Myth #5: Conversational AI chatbots can replace human agents entirely
Although conversational AI chatbots for collections are becoming ever more sophisticated and proficient at customer engagement, there will always be a need to have a human agent at hand.
When designing a chatbot for customer service you need to have ‘off-ramps’ available at every stage where customers can leave the chatbot conversation and talk to a human. Some customers just like speaking to an agent, or their issue is at a higher level and needs a human to step in and take care of it.
This blended approach works well: AI takes care of the routine, common and straightforward tasks while the human agents deal with the more involved queries.
Myth #6: Conversational AI lacks compliance and security
Generalist AI chatbots like ChatGPT do not have specific regulations built into them. On the other hand, AI collections chatbots are carefully designed with guardrails in place to keep charge over how the chatbot performs and the chatbot conversation designers control what the bot can or cannot say.
These guardrails come from having the industry regulations coded in, such as GDPR and Consumer Duty, to keep AI chatbots compliant.
Also, centralised record-keeping and audit trails are part of the AI communications platform which provides checks-and-balances and transparency all along the customer journey.

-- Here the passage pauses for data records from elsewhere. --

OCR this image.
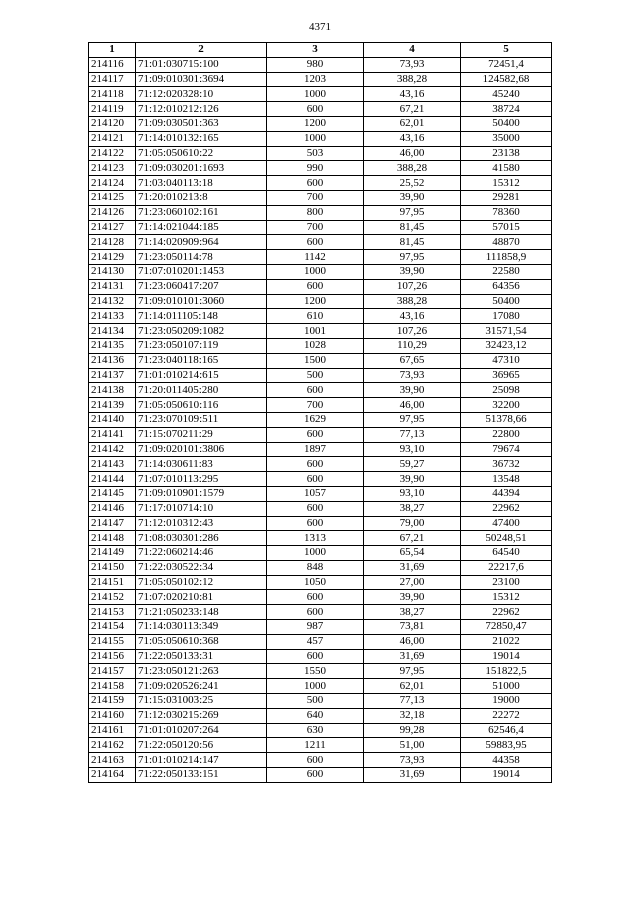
4371
1	2	3	4	5
214116	71:01:030715:100	980	73,93	72451,4
214117	71:09:010301:3694	1203	388,28	124582,68
214118	71:12:020328:10	1000	43,16	45240
214119	71:12:010212:126	600	67,21	38724
214120	71:09:030501:363	1200	62,01	50400
214121	71:14:010132:165	1000	43,16	35000
214122	71:05:050610:22	503	46,00	23138
214123	71:09:030201:1693	990	388,28	41580
214124	71:03:040113:18	600	25,52	15312
214125	71:20:010213:8	700	39,90	29281
214126	71:23:060102:161	800	97,95	78360
214127	71:14:021044:185	700	81,45	57015
214128	71:14:020909:964	600	81,45	48870
214129	71:23:050114:78	1142	97,95	111858,9
214130	71:07:010201:1453	1000	39,90	22580
214131	71:23:060417:207	600	107,26	64356
214132	71:09:010101:3060	1200	388,28	50400
214133	71:14:011105:148	610	43,16	17080
214134	71:23:050209:1082	1001	107,26	31571,54
214135	71:23:050107:119	1028	110,29	32423,12
214136	71:23:040118:165	1500	67,65	47310
214137	71:01:010214:615	500	73,93	36965
214138	71:20:011405:280	600	39,90	25098
214139	71:05:050610:116	700	46,00	32200
214140	71:23:070109:511	1629	97,95	51378,66
214141	71:15:070211:29	600	77,13	22800
214142	71:09:020101:3806	1897	93,10	79674
214143	71:14:030611:83	600	59,27	36732
214144	71:07:010113:295	600	39,90	13548
214145	71:09:010901:1579	1057	93,10	44394
214146	71:17:010714:10	600	38,27	22962
214147	71:12:010312:43	600	79,00	47400
214148	71:08:030301:286	1313	67,21	50248,51
214149	71:22:060214:46	1000	65,54	64540
214150	71:22:030522:34	848	31,69	22217,6
214151	71:05:050102:12	1050	27,00	23100
214152	71:07:020210:81	600	39,90	15312
214153	71:21:050233:148	600	38,27	22962
214154	71:14:030113:349	987	73,81	72850,47
214155	71:05:050610:368	457	46,00	21022
214156	71:22:050133:31	600	31,69	19014
214157	71:23:050121:263	1550	97,95	151822,5
214158	71:09:020526:241	1000	62,01	51000
214159	71:15:031003:25	500	77,13	19000
214160	71:12:030215:269	640	32,18	22272
214161	71:01:010207:264	630	99,28	62546,4
214162	71:22:050120:56	1211	51,00	59883,95
214163	71:01:010214:147	600	73,93	44358
214164	71:22:050133:151	600	31,69	19014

It is true that some chatbots have shown biased tendencies and have produced inaccurate responses. We think of Microsoft’s Tay chatbot in 2016 and it’s disastrous and brief existence. Soon after launch, Tay started sprouting prejudiced remarks. Or the early recruitment AI apps that showed stereotypical gender bias. And the likes of ChatGPT that hallucinate (fabricate facts) 15%-20% of the time.
However, if an AI chatbot is built for a specific task, such as debt collection customer engagement, the bot it is trained on focused and accurate industry-specific data - Custom Language Models. It is then continuously refined using Machine Learning technology.
In the end, the better the data, the better the AI chatbots performs. And the AI needs to be explainable and transparent - no ‘black boxes’.
Conclusion
One of the common myths about conversational AI is that chatbots are some kind of silver bullet that can solve all customer engagement problems. This is not an accurate picture. Conversational AI is indeed a powerful tool, and like any tool, it can be used effectively or poorly. A well-designed and implemented conversational AI chatbot is a valuable asset for debt collectors and it can turn around a company’s debt collection processes and keep customers happy.